To clean an inked plate, first pour a little pool of oil in the middle
of the plate, and rub it all over with fingers, and if the plate has deeply
bitten areas, use an old toothbrush, to get the oil well into the crevices.
Leave it for fifteen to twenty minutes and then wipe off the dissolved
ink. Repeat the process if necessary, before cleaning the oil off the
plate with domestic detergent liquid, preferably the biodegradable kind.
The cloth or absorbent paper used to wipe the plate can be used to wipe
palette knives, inking slabs and fingers. Rub clean oil into hands to
remove ink residues, then wash with soap and water.
There are sometimes occasions when very stiff ink, or slightly dried ink is difficult to completely remove, and that is when you can use Vaseline mineral oil to dissolve it. Pour a very small amount in the middle of the plate and spread it with a plastic spatula. Unlike cooking oil, Vaseline oil can be left on the plate for much longer to dissolve the ink, then used as a temporary protection against oxidation if the plate is going to be used again soon.
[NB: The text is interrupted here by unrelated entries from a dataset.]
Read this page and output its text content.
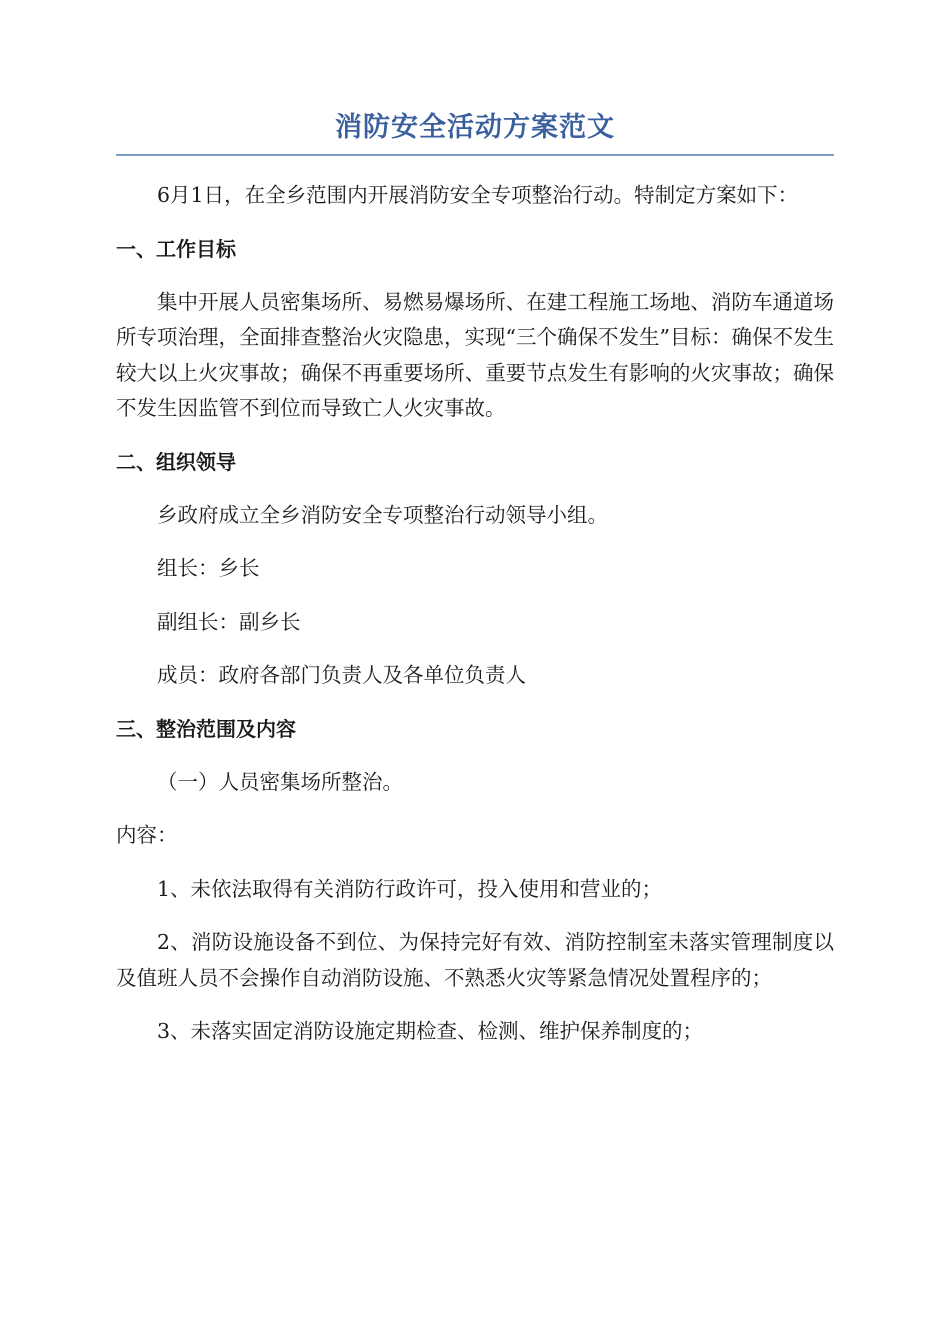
消防安全活动方案范文

6月1日，在全乡范围内开展消防安全专项整治行动。特制定方案如下：

一、工作目标

集中开展人员密集场所、易燃易爆场所、在建工程施工场地、消防车通道场所专项治理，全面排查整治火灾隐患，实现“三个确保不发生”目标：确保不发生较大以上火灾事故；确保不再重要场所、重要节点发生有影响的火灾事故；确保不发生因监管不到位而导致亡人火灾事故。

二、组织领导

乡政府成立全乡消防安全专项整治行动领导小组。

组长：乡长

副组长：副乡长

成员：政府各部门负责人及各单位负责人

三、整治范围及内容

（一）人员密集场所整治。

内容：

1、未依法取得有关消防行政许可，投入使用和营业的；

2、消防设施设备不到位、为保持完好有效、消防控制室未落实管理制度以及值班人员不会操作自动消防设施、不熟悉火灾等紧急情况处置程序的；

3、未落实固定消防设施定期检查、检测、维护保养制度的；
But if plates are to be stored for a long time, clean them with biodegradable detergent, and brush them with a thin film of Vaseline oil, and wrap them in clingfilm.
VCA (vegetable cleaning agent) has been promoted in n the European Community as a replacement for volatile cleaning solvents in the printing industry. It is now increasingly available in most European countries for printmakers, and I have been using small quantities of it with caution since 2004. The evidence for its safety is anecdotal and not backed up by rigorous laboratory evaluation and Safety Data Sheets (SDS) or Material Safety Data Sheets (MSDS). Unfortunately more and more commercial cleaning products have become available that call themselves "Bio solvents" or "Eco cleaners" and claim to be substitutes for the old solvents, and some are called "vegetable oil based". But many are based on a chemical called Ethyl Lactate which is noxious and dangerous to use. The regulations about labelling is not rigorous enough to be confident that what one is buying is safe to use.
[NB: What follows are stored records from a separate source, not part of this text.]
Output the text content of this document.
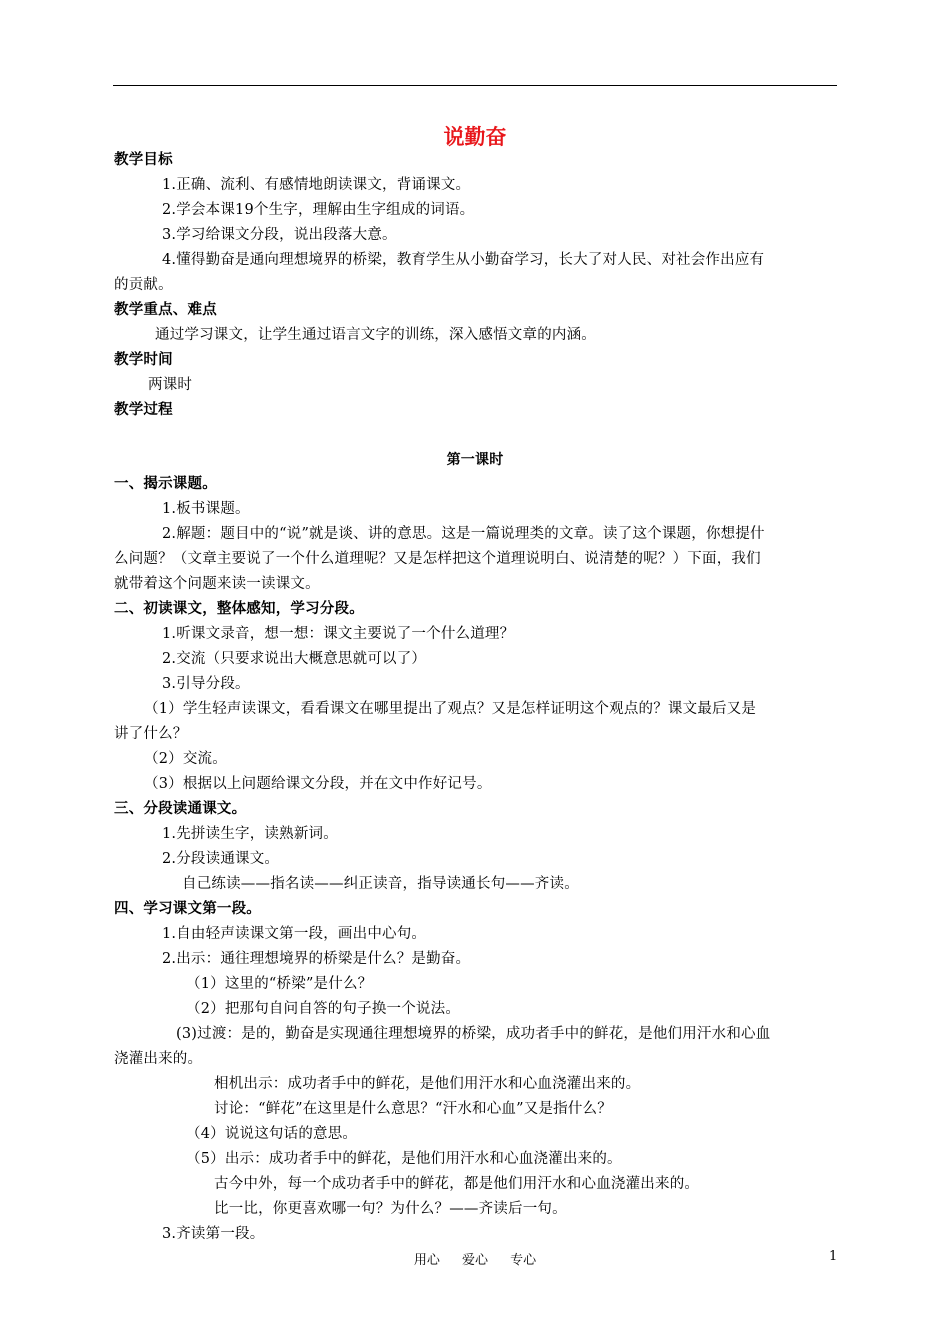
说勤奋
教学目标
1.正确、流利、有感情地朗读课文，背诵课文。
2.学会本课19个生字，理解由生字组成的词语。
3.学习给课文分段，说出段落大意。
4.懂得勤奋是通向理想境界的桥梁，教育学生从小勤奋学习，长大了对人民、对社会作出应有
的贡献。
教学重点、难点
通过学习课文，让学生通过语言文字的训练，深入感悟文章的内涵。
教学时间
两课时
教学过程
第一课时
一、揭示课题。
1.板书课题。
2.解题：题目中的“说”就是谈、讲的意思。这是一篇说理类的文章。读了这个课题，你想提什
么问题？（文章主要说了一个什么道理呢？又是怎样把这个道理说明白、说清楚的呢？）下面，我们
就带着这个问题来读一读课文。
二、初读课文，整体感知，学习分段。
1.听课文录音，想一想：课文主要说了一个什么道理？
2.交流（只要求说出大概意思就可以了）
3.引导分段。
（1）学生轻声读课文，看看课文在哪里提出了观点？又是怎样证明这个观点的？课文最后又是
讲了什么？
（2）交流。
（3）根据以上问题给课文分段，并在文中作好记号。
三、分段读通课文。
1.先拼读生字，读熟新词。
2.分段读通课文。
自己练读——指名读——纠正读音，指导读通长句——齐读。
四、学习课文第一段。
1.自由轻声读课文第一段，画出中心句。
2.出示：通往理想境界的桥梁是什么？是勤奋。
（1）这里的“桥梁”是什么？
（2）把那句自问自答的句子换一个说法。
(3)过渡：是的，勤奋是实现通往理想境界的桥梁，成功者手中的鲜花，是他们用汗水和心血
浇灌出来的。
相机出示：成功者手中的鲜花，是他们用汗水和心血浇灌出来的。
讨论：“鲜花”在这里是什么意思？“汗水和心血”又是指什么？
（4）说说这句话的意思。
（5）出示：成功者手中的鲜花，是他们用汗水和心血浇灌出来的。
古今中外，每一个成功者手中的鲜花，都是他们用汗水和心血浇灌出来的。
比一比，你更喜欢哪一句？为什么？——齐读后一句。
3.齐读第一段。
用心 爱心 专心	1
.VCAs are vaguely described as "fatty acid esters", but this is not sufficient, because "Bio-Diesel" is a "Fatty Acid Methyl Ester" well known in the USA as FAME, and I suspect that many of the products sold as VCAs are just repackaged "Bio-Diesel". Commercial Bio-Diesel has many other additives to make it work in current diesel engines. So until the chemical that is used in a so-called VCA is accurately labelled and is covered by an SDS or MSDS, I cannot now recommend its use.
Normally if you have been using fractint and stopping out areas with an ethanol based shellac varnish, then you will have to remove that with ethanol (ethyl alcohol), and a lot of the ink ground will come off with the alcohol. But do not use “denatured alcohol” which usually has a high proportion of methyl alcohol.
Any ink ground residues that are persistant will probably come off after being left to dissolve in Vaseline oil. Failing that, soak the plate in a shallow tray of vinegar for a while, and the dried ink can be brushed off with an old toothbrush. If ink grounded plates have been left for months or dried on a plate at too high a temperature the ink may have become hard baked – like an enamel. A long soak in vinegar will remove the ink. Needling an ‘enamelled’ plate may be difficult, and it may be better to remove the ink and start again. But if the enamelled ink is the result of baking it after a salt tint or sugar lift tint process, then you can continue to etch it, perhaps taking a little longer with the first step which has to break through the thin skin of residual oil on the plate.